Article


Concentration and Insight Meditation

By: Jack Kornfield

It is useful in understanding the variety of spiritual practices to distinguish between concentration and insight meditation. Basically, concentration meditations are those which develop one-pointedness and tranquility. These are practiced by fixing the mind on any single object and developing the ability to hold it there. Insight meditation, also called process meditation, does not fix the mind on one object. Instead, it develops the quality of concentration on changing objects as tool for probing the nature of the mind-body process. Insight meditation is practiced by developing bare attention, a seeing-without-reacting to the whole process of our world of experience, to consciousness, and to all the objects of consciousness. Rather than fix the meditation on one object, the ongoing stream of the changing mind-body continuum becomes the meditations object, and through balanced, clear observation comes insight and wisdom into what we really are.

Concentration meditations are numerous. Traditionally, Buddha taught forty kinds; however, any single object of attention can be used for concentration meditation. This includes fixed concentration on a visual object such as a candle or mandala or inner light; concentration on a sound such as music, a mantra, the sound current; concentration on a feeling such as love, compassion, equanimity; or concentration on any part of the body, such as breath at the nose or the heart center or any other object where the mind is fixed and held steady.

Concentration develops high states of bliss and tranquility, and often certain powers. It can lead to experiences of cosmic consciousness and astral realms and the temporary elimination of greed and hatred from the mind. Much has been written in all the great spiritual traditions about the use of various pure concentration practices and the benefits of the mental states that result.

Concentration is also a necessary element in process or insight meditation, but for that it must be applied to changing objects, and mind objects as they are experienced in their moment-to-moment flow. As concentration and attention increase, the mind becomes clear and balanced. More and more sharply we see how all things are changing in each instant, how these are ultimately not a source of lasting happiness, and how the whole mind-body process flows according to certain laws (karma), empty of any permanent self or individual soul. These profound insights become clear simply from increasing mindfulness, penetrating awareness of our own process.

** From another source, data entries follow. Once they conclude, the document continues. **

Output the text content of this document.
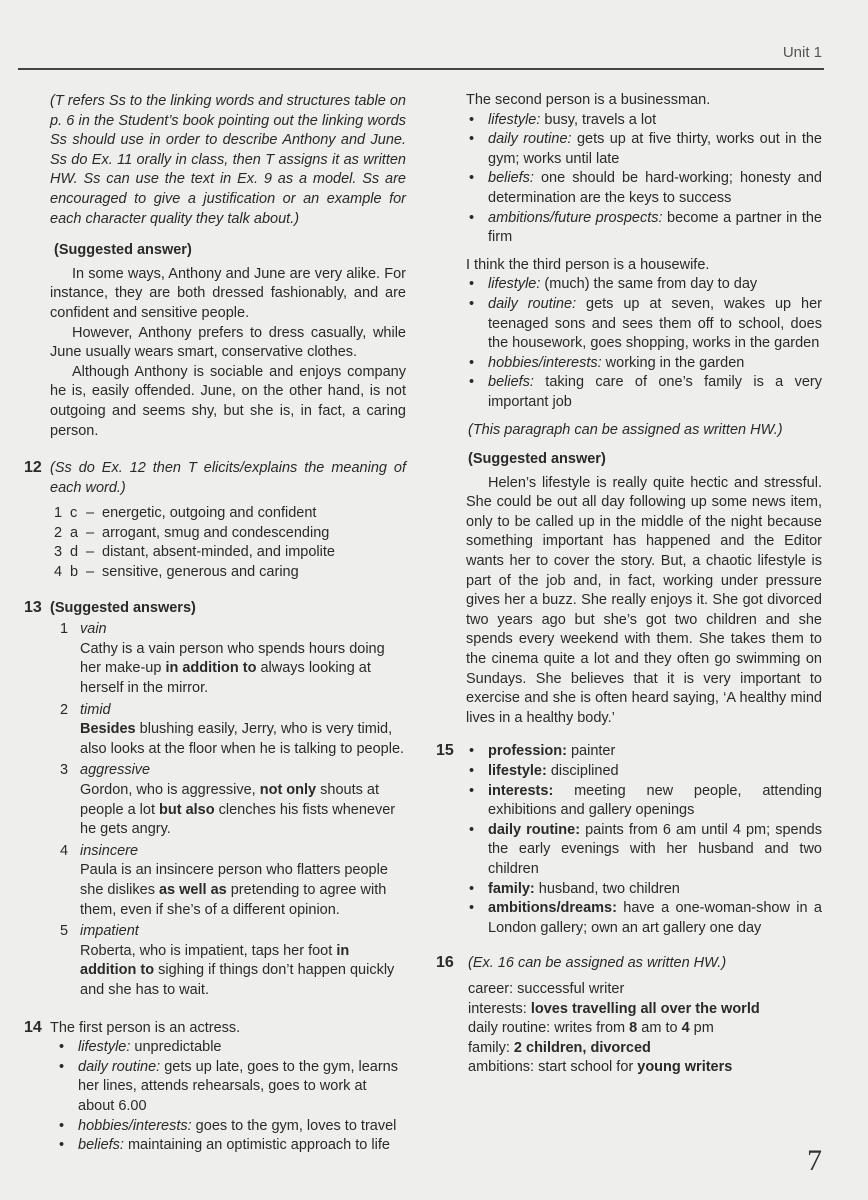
Unit 1

(T refers Ss to the linking words and structures table on p. 6 in the Student’s book pointing out the linking words Ss should use in order to describe Anthony and June. Ss do Ex. 11 orally in class, then T assigns it as written HW. Ss can use the text in Ex. 9 as a model. Ss are encouraged to give a justification or an example for each character quality they talk about.)

(Suggested answer)

In some ways, Anthony and June are very alike. For instance, they are both dressed fashionably, and are confident and sensitive people.

However, Anthony prefers to dress casually, while June usually wears smart, conservative clothes.

Although Anthony is sociable and enjoys company he is, easily offended. June, on the other hand, is not outgoing and seems shy, but she is, in fact, a caring person.

12 (Ss do Ex. 12 then T elicits/explains the meaning of each word.)

1 c – energetic, outgoing and confident
2 a – arrogant, smug and condescending
3 d – distant, absent-minded, and impolite
4 b – sensitive, generous and caring
13 (Suggested answers)

1 vain
Cathy is a vain person who spends hours doing her make-up in addition to always looking at herself in the mirror.
2 timid
Besides blushing easily, Jerry, who is very timid, also looks at the floor when he is talking to people.
3 aggressive
Gordon, who is aggressive, not only shouts at people a lot but also clenches his fists whenever he gets angry.
4 insincere
Paula is an insincere person who flatters people she dislikes as well as pretending to agree with them, even if she’s of a different opinion.
5 impatient
Roberta, who is impatient, taps her foot in addition to sighing if things don’t happen quickly and she has to wait.
14 The first person is an actress.

• lifestyle: unpredictable
• daily routine: gets up late, goes to the gym, learns her lines, attends rehearsals, goes to work at about 6.00
• hobbies/interests: goes to the gym, loves to travel
• beliefs: maintaining an optimistic approach to life

The second person is a businessman.

• lifestyle: busy, travels a lot
• daily routine: gets up at five thirty, works out in the gym; works until late
• beliefs: one should be hard-working; honesty and determination are the keys to success
• ambitions/future prospects: become a partner in the firm

I think the third person is a housewife.

• lifestyle: (much) the same from day to day
• daily routine: gets up at seven, wakes up her teenaged sons and sees them off to school, does the housework, goes shopping, works in the garden
• hobbies/interests: working in the garden
• beliefs: taking care of one’s family is a very important job

(This paragraph can be assigned as written HW.)

(Suggested answer)

Helen’s lifestyle is really quite hectic and stressful. She could be out all day following up some news item, only to be called up in the middle of the night because something important has happened and the Editor wants her to cover the story. But, a chaotic lifestyle is part of the job and, in fact, working under pressure gives her a buzz. She really enjoys it. She got divorced two years ago but she’s got two children and she spends every weekend with them. She takes them to the cinema quite a lot and they often go swimming on Sundays. She believes that it is very important to exercise and she is often heard saying, ‘A healthy mind lives in a healthy body.’

15
•	profession: painter
• lifestyle: disciplined
• interests: meeting new people, attending exhibitions and gallery openings
• daily routine: paints from 6 am until 4 pm; spends the early evenings with her husband and two children
• family: husband, two children
• ambitions/dreams: have a one-woman-show in a London gallery; own an art gallery one day
16 (Ex. 16 can be assigned as written HW.)

career: successful writer
interests: loves travelling all over the world
daily routine: writes from 8 am to 4 pm
family: 2 children, divorced
ambitions: start school for young writers
7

With these insights wisdom arises, bringing equanimity, loving-kindness, and compassion, for in experiencing the emptiness of self we see the unity of all beings. When the mind is completely balanced, tranquil, and keenly alert, one may experience the cessation of this whole moving process, the peace of nirvana. With this comes the deepest insight into the emptiness of all conditioned phenomena, and a subsequent detachment that is nevertheless peaceful and loving, the radiant natural state of the mind freed from defilements.

One may start practice with a pure concentration exercise and then change to awareness of process. Initially some teachers prefer using a concentration technique to enable the mediator to still his wandering, undisciplined mind. Later they direct this concentration to the mind-body process to develop wisdom. Other teachers attempt to start directly watching the process, by focusing on changing sensations, feelings, or thoughts. This approach must still concern itself with the development of mental qualities of tranquility and concentration before any insight will develop. Buddha taught both approaches at different times according to the needs of his students.

Although people disagree over the merits of various approaches, we must remember these are only tools to be used and then discarded. In fact almost all meditation practices are good when practiced with discipline, sincerity, and perseverance, and holding on to any method or comparing this to that is only another attachment that leads to further suffering.